Intermediate Men was tiny in comparison to previous years. It's been that way all season, and the only way I can explain it is that people miss me now that I'm not racing in that class anymore. I wish I could pin it down to the weather, injuries, or scheduling concerns, but it's a troubling pattern. Sometimes the rise or fall of a class is a result of millions of different reasons. It's a shame, because this class feeds Open. Smaller fields mean that tactics play less of a role than pure strength, and that isn't the best preparation for racing with the fast kids.
 
Beginner Men also experienced a significant drop in participation. This is where the long-term viability of the Road Division is secured. Without new bodies willing to progress through the ranks to the limits of their capabilities, we're just left with the same old faces aging out of contention. Aggressive recruitment, mentoring, and a defined roadmap for progression would be a start to turning this around.
 
Juniors. I'm grouping all of them together because there were only a handful. That may sound negative, but it's actually an increase as far as I can remember. It was great to see young kids out there racing and talking about future goals in the sport. When racers talk about the future, you know you have them hooked. Then you just have to reel them in and gut them like a Chinook in proper road racing fashion.

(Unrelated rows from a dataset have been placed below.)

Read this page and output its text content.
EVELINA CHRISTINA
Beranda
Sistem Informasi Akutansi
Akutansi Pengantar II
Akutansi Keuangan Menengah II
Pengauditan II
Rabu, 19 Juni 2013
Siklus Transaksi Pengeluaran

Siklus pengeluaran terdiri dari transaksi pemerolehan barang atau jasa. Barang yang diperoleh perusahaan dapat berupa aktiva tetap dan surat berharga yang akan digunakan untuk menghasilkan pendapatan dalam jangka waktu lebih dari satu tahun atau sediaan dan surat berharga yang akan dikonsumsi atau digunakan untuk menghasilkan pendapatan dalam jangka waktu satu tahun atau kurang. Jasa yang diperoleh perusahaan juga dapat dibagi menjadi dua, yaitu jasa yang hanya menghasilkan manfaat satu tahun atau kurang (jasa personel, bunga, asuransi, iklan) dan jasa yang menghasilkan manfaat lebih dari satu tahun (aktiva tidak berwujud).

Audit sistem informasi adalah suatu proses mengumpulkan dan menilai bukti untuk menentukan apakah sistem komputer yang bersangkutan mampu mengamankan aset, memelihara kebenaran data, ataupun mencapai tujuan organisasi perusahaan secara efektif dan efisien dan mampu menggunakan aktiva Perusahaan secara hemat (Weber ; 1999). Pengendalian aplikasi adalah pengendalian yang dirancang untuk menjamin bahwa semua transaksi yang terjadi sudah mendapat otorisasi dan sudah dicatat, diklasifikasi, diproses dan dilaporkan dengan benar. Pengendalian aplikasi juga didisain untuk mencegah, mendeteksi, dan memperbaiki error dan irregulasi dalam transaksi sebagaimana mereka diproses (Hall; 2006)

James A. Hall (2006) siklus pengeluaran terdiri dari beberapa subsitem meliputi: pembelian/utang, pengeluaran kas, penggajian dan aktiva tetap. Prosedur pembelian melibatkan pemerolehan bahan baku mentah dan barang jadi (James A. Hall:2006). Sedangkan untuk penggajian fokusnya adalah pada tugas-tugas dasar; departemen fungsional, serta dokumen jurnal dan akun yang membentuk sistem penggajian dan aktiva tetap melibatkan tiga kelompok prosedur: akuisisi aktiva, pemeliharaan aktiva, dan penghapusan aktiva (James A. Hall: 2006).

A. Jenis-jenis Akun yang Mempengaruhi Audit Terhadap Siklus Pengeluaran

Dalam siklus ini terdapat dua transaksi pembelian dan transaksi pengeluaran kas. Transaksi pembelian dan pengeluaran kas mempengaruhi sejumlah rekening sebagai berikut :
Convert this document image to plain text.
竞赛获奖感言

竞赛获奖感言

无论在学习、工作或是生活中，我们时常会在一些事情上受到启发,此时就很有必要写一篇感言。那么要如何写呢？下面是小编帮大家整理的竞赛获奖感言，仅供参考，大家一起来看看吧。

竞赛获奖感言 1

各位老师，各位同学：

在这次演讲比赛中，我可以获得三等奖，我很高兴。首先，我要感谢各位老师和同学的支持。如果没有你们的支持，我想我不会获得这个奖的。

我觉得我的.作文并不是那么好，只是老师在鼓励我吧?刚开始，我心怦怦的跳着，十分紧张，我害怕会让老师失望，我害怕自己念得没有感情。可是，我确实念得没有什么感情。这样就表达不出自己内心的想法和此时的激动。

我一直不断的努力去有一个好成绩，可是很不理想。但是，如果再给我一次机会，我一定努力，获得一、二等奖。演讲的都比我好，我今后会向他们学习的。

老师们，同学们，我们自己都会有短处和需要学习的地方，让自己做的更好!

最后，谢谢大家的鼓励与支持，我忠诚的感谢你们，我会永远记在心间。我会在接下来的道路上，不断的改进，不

Women's Classes. I love watching women race, and not just because I'm a leering pervert. OK, mostly because of that, but also because I like watching anyone race. More women racing makes it more appealing to more women. Posies is a prime example, although we haven't translated that success over to the regular road division races. If someone could crack that riddle and figure out a solution, let me know.
 
Bigger classes across the board. A rising tide lifts all boats. In my ego-centric world, a robust racing community secures more opportunities for me to display my mad skills at suckitude. Again, the common theme running through this blog is that it's all about me. I can't race my bike if there aren't any races, and chasing down Freds on the Coastal Trail just isn't quite the same. Not that there's anything wrong with being a Fred, because they're out there riding, buying bikes/parts/accessories, and therefore subsidizing my hobby.
 
Me. Me. Me.
 
On that note, I'll end this entry and continue it in another because my fingers are starting to get tired. As always, I have opinions on everything, and you're entitled to all of them. Please be patient while I shove them down your throat, as I have to package them in a manner that makes them painful and therefore memorable.